The April 2026 survey reveals a broad-based confidence shock across the euro area, with both sentiment and labour market expectations deteriorating sharply. The decline in the economic sentiment indicator (93.0 after 96.2) and employment expectations indicator (91.7 after 96.3) below long-term averages, signals a shift from fragile recovery to renewed pessimism.

What is particularly concerning is the synchronised weakness across sectors. While industry appears superficially stable, this masks a drop in forward-looking production expectations, suggesting latent weakness in future output. Services and consumer confidence, however, show outright contraction, reflecting demand-side fragility driven by declining household financial expectations and reduced spending intentions.

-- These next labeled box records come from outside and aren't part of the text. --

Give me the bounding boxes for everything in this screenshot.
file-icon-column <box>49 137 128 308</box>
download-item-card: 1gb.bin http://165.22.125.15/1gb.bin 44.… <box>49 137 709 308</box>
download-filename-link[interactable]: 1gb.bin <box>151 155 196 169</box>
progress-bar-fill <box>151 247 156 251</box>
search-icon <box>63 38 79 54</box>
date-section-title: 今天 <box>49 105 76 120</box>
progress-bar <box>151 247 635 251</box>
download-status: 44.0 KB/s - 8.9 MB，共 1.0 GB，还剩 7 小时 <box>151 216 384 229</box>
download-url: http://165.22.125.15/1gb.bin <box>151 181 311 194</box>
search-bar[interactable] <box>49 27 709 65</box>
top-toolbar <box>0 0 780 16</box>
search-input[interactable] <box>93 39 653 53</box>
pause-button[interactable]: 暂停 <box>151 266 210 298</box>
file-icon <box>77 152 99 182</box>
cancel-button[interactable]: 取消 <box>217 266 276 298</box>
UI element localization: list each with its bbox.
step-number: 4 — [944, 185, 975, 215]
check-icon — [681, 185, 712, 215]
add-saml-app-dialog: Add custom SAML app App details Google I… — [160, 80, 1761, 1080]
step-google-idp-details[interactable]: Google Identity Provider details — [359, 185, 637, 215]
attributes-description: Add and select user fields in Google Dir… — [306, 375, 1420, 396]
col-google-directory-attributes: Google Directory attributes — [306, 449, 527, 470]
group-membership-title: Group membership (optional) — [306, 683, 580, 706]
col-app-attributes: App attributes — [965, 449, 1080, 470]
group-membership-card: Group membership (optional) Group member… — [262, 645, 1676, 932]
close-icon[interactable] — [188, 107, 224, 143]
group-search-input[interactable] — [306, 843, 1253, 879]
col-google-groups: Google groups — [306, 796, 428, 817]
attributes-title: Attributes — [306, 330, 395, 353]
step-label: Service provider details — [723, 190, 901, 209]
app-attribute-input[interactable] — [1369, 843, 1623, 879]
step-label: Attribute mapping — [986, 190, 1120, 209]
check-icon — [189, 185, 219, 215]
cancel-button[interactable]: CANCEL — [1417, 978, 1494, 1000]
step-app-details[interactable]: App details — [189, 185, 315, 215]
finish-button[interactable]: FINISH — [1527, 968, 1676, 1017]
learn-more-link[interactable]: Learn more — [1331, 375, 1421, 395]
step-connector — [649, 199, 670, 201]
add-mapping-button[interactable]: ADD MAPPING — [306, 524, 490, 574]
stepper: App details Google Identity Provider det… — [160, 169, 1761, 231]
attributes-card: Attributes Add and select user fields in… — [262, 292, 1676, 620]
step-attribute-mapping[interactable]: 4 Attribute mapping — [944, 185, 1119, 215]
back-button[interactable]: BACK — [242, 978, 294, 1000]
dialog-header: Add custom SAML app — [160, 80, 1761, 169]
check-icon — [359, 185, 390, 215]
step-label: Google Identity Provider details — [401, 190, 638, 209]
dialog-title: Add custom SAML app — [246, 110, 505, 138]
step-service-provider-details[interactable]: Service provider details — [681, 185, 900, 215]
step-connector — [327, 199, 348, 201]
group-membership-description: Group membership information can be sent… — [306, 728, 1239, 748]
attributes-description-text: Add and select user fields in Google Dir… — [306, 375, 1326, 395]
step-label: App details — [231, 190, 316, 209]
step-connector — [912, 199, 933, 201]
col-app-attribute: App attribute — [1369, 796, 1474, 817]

Labour market signals are turning more cautious. Falling hiring plans alongside rising labour hoarding imply that firms are retaining workers but delaying expansion, a pattern consistent with uncertainty-driven stagnation. Inflation dynamics add a further layer of complexity. The surge in selling price expectations, coupled with rising consumer price perceptions, points to persistent cost pressures despite weakening demand, raising stagflationary risks.

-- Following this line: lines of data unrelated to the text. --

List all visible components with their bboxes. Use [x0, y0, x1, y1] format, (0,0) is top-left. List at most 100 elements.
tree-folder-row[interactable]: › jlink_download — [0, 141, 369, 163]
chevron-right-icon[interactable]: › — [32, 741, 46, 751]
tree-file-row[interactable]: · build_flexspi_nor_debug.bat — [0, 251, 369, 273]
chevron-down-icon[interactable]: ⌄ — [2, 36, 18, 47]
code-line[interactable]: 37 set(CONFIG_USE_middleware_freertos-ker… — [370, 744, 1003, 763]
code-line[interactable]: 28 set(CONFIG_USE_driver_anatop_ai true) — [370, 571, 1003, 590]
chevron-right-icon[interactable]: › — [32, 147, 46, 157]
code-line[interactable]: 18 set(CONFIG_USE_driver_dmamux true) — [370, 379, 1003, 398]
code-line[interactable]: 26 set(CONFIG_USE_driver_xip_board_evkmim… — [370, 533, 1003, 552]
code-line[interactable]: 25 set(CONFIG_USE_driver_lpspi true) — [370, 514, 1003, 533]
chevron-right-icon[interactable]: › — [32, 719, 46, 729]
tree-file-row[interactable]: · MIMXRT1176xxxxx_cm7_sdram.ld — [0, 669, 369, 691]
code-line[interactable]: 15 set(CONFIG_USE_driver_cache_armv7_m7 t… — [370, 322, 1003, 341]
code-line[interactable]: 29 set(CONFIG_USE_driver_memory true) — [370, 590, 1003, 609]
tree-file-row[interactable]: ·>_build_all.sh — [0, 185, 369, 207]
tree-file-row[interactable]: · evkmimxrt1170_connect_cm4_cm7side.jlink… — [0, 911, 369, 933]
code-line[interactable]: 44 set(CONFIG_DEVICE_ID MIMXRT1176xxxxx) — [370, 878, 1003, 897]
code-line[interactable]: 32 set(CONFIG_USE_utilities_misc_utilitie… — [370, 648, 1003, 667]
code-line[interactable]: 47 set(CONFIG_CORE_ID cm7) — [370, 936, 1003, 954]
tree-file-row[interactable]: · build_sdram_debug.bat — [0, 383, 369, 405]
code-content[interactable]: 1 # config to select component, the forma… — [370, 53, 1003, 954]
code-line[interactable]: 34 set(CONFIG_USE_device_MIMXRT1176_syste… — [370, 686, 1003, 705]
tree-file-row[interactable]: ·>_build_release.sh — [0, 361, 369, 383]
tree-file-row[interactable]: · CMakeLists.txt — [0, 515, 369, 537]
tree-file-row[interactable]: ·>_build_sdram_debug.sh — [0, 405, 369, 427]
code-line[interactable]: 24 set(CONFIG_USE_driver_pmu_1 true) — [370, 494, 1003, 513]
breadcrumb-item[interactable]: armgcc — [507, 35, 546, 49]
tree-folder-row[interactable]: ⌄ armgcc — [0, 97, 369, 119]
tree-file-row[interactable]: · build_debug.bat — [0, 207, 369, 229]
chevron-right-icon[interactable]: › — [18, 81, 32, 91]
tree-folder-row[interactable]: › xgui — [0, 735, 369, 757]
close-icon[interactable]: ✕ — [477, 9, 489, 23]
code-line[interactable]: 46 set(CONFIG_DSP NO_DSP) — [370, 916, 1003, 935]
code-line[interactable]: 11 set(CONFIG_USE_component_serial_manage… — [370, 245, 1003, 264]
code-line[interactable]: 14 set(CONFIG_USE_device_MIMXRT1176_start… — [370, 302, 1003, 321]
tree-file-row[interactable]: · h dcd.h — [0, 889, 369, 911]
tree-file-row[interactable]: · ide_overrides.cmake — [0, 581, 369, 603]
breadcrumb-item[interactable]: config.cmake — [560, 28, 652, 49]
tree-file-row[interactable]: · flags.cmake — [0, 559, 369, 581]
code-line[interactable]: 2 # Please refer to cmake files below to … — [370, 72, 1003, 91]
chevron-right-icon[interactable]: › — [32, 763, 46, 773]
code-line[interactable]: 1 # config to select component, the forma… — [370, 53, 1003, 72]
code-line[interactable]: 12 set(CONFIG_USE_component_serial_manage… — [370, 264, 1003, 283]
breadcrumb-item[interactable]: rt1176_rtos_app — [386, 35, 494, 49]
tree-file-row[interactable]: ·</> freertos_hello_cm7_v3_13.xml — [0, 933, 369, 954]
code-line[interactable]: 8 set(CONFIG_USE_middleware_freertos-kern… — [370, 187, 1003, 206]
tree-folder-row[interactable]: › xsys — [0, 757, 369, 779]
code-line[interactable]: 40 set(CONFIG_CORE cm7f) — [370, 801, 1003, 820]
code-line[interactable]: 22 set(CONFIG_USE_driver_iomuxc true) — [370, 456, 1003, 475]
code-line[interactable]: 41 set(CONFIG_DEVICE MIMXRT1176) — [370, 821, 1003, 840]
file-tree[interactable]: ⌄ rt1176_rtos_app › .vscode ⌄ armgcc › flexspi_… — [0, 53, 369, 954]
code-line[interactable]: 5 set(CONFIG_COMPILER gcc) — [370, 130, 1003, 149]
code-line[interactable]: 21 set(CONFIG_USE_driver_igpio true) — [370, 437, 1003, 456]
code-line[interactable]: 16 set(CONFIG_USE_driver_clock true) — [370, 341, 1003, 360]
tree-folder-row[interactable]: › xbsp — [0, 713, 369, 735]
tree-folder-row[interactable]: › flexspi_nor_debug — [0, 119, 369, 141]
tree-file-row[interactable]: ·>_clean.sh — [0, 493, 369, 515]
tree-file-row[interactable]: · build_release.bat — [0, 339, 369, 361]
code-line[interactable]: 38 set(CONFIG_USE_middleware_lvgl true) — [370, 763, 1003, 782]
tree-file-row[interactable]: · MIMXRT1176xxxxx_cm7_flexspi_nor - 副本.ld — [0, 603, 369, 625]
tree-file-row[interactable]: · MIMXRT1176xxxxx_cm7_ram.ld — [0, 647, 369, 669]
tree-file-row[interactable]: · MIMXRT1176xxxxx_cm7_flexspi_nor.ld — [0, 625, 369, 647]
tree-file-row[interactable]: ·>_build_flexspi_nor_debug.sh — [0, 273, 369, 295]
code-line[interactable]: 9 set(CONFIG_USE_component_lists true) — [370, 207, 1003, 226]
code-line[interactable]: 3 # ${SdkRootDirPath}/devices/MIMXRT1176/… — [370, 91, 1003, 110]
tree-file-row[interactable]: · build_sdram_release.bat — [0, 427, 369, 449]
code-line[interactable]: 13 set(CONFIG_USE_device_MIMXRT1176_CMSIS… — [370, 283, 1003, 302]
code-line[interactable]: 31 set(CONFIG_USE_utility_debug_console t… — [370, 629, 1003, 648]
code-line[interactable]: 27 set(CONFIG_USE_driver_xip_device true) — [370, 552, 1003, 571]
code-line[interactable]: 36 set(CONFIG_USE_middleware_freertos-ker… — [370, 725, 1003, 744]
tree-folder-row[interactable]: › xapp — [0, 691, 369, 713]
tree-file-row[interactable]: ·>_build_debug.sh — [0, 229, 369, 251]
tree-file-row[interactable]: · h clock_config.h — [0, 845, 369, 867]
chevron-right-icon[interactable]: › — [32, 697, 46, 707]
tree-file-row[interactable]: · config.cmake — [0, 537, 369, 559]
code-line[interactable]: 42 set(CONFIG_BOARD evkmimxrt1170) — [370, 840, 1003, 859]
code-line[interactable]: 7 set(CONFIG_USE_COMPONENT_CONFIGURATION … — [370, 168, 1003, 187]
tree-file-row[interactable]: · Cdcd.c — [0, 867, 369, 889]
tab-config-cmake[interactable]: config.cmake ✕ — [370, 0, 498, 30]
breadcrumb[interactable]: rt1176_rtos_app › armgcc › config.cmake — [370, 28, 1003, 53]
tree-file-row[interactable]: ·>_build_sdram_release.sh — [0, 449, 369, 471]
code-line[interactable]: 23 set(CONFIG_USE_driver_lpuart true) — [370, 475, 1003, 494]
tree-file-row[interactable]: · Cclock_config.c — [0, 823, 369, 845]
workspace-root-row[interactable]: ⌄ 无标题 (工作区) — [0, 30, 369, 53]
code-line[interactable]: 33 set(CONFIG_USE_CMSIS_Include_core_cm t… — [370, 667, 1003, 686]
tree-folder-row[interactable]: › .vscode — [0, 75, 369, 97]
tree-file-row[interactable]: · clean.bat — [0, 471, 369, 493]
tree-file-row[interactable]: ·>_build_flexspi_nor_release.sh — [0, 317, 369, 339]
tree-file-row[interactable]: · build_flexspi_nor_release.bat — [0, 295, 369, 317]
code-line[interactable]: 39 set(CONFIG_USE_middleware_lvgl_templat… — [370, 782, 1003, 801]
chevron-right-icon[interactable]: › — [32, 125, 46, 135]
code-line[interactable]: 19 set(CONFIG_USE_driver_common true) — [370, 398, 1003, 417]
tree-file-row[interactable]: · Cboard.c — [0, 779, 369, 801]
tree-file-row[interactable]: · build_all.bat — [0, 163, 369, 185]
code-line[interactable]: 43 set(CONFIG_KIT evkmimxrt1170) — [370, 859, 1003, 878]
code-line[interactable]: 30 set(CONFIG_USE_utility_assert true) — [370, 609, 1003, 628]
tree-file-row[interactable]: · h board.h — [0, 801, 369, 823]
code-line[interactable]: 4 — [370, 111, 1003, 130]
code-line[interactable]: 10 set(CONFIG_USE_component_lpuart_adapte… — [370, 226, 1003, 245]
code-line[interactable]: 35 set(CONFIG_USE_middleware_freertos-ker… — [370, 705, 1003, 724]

Overall, the sharp rise in uncertainty indicates an economic environment characterised by low confidence, constrained demand, and policy-sensitive recovery prospects. These latest updates take the RPI to minus 38 and the RPI-P to minus 45, meaning that economic activities continue to lag market expectations in the euro area.

Market Consensus Before Announcement

Sentiment expected to show a decline to 95.6 in April from 96.6 in March amid concern over rising energy costs.

Definition

Released by the European Commission, the economic sentiment index (ESI) provides a broad measure of both business and consumer sentiment. Results are available for all participating countries and aggregated to the Eurozone and European Union level. The survey is very detailed and offers information on demand, output and inflation.

Description

The survey offers key sentiment data across the European Union and the Eurozone region. Data are available for each country and are aggregated for both the Eurozone and EU. It is conducted by the European Commission rather than Eurostat, the compiler of most other EMU data. The index is a broad measure of both business and consumer sentiment in the EU members. Because of its coverage of all the EU countries it is highly regarded in the financial markets as a good indicator of the mood of consumers and industry in each country. It is also normally a good indicator of quarterly GDP.

Confidence indicators are calculated for industry, services, construction, retail trade and consumers. In turn, they are combined into an overall composite number, the economic sentiment indicator (ESI). The data are seasonally adjusted and defined as the difference (in percentage points of total answers) between positive and negative answers. The survey also covers other areas of the economy that are not explicitly included in the ESI. In particular, responses to questions about the inflation outlook are used by the ECB as one means of measuring inflationary expectations.